La Lune entre en service alors que s’achève – il meurt en 1642 – le ministériat de Richelieu, qui a réussi à convaincre Louis XIII que la France doit se doter comme l’Espagne, l’Angleterre où la Hollande, d’une puissante marine de guerre[8]. Le vaisseau intègre la soixantaine d’unités réparties entre l’Atlantique et la Méditerranée dont dispose Louis XIII à cette date[9]. L'équipage se compose normalement de 350 hommes dont 5 officiers, une cinquantaine d'officiers mariniers, 190 matelots et 100 soldats[4].

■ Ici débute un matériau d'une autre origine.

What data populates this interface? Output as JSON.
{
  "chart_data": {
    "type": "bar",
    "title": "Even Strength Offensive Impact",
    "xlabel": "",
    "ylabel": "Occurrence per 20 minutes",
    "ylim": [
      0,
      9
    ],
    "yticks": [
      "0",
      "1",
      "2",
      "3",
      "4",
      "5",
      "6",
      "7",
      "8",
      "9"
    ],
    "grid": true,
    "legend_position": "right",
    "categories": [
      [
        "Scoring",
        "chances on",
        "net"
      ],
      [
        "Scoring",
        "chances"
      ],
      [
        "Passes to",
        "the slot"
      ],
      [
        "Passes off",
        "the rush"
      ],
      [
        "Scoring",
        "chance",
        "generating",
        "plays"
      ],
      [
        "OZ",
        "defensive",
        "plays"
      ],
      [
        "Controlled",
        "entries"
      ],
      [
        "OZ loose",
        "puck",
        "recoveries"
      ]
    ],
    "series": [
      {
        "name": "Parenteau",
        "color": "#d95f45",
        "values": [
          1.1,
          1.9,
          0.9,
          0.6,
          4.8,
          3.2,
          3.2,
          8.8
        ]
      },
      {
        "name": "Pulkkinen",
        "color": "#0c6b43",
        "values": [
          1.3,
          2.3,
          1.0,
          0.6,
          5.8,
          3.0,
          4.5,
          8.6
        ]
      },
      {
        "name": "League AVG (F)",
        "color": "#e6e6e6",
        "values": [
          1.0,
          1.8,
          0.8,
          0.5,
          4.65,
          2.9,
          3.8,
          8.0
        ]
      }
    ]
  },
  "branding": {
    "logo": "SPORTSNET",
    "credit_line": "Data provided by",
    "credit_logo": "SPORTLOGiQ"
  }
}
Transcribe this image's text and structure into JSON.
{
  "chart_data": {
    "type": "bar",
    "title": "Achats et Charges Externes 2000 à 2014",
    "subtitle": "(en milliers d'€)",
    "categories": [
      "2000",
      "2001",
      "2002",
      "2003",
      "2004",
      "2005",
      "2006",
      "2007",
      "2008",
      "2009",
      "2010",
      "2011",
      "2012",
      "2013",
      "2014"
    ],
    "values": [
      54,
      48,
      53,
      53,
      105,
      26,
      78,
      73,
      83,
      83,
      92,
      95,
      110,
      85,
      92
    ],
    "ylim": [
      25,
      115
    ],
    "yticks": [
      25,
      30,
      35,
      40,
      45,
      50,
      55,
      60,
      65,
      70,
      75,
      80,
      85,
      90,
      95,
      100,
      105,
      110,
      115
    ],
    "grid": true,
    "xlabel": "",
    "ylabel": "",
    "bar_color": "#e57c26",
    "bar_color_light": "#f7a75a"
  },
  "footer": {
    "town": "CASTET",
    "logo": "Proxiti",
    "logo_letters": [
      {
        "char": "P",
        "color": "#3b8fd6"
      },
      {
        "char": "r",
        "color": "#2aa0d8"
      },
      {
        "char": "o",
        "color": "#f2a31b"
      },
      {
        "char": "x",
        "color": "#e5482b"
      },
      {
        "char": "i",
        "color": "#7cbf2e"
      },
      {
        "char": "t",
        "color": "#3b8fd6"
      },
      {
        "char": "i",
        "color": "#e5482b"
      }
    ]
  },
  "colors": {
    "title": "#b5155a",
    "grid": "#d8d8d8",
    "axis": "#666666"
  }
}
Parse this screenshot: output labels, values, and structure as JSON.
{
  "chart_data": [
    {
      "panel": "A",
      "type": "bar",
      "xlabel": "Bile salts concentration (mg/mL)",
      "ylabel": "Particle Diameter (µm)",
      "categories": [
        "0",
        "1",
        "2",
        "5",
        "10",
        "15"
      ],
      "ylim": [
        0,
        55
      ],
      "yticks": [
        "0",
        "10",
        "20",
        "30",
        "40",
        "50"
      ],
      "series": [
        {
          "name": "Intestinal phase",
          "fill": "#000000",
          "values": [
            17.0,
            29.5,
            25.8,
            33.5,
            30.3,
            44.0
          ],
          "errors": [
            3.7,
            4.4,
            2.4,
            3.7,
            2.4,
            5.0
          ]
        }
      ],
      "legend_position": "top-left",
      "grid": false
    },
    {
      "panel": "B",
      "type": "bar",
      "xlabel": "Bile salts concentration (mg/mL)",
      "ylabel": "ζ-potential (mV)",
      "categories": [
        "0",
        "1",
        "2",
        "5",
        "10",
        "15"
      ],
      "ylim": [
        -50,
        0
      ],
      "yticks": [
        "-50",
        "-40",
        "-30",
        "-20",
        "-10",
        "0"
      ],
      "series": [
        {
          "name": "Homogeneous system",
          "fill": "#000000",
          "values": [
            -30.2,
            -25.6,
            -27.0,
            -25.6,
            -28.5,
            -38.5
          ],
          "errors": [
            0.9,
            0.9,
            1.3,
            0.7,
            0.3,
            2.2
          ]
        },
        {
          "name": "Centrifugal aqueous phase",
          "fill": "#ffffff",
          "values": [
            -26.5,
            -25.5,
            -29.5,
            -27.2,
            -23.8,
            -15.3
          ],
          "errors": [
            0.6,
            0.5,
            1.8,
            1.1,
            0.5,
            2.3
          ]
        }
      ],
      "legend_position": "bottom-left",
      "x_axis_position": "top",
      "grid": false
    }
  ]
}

Le classement par rang des vaisseaux n’existe pas en 1641-1642 dans la marine française[10]. Néanmoins, au vu de sa taille, la Lune est une forte unité de guerre dont l’armement peut être augmenté (ou réduit) en fonction de sa mission. L’examen du seul dessin connu du navire (réalisé vers 1654 par Pierre Puget[11]), montre que le premier pont est percé à 11 sabords et le second semble-t-il à 10 sabords. Il n’est pas possible de dénombrer les pièces sur le gaillard d'avant, mais sur l’arrière, on entraperçoit 2 (et peut-être 3, au travers des haubans) canons. La bordée peut donc monter à 23-24 canons, ce qui donne sur les deux flancs un total de 46 ou 48 canons, sans tenir compte des pièces de chasse et de retraite. Ce volume d’armement correspond globalement aux sources de 1642 et de 1649 qui donnent la Lune percée pour 54 pièces (le maximum connu, sans doute avec les gaillards plus les sabords de chasse-retraite) et à celle de 1664 qui parle de 48 canons[3].
Lorsque la Lune entre en service, la guerre contre l’Espagne dure depuis 1635. Le vaisseau apparaît au combat en 1646 lorsque la France lance une puissante expédition sur les côtes de Toscane pour tenter d’en chasser les Espagnols[12]. La Lune est montée par le vice-amiral Du Daugnon qui commande en second (derrière le Marquis de Maillé-Brézé sur le Grand Saint-Louis[13]).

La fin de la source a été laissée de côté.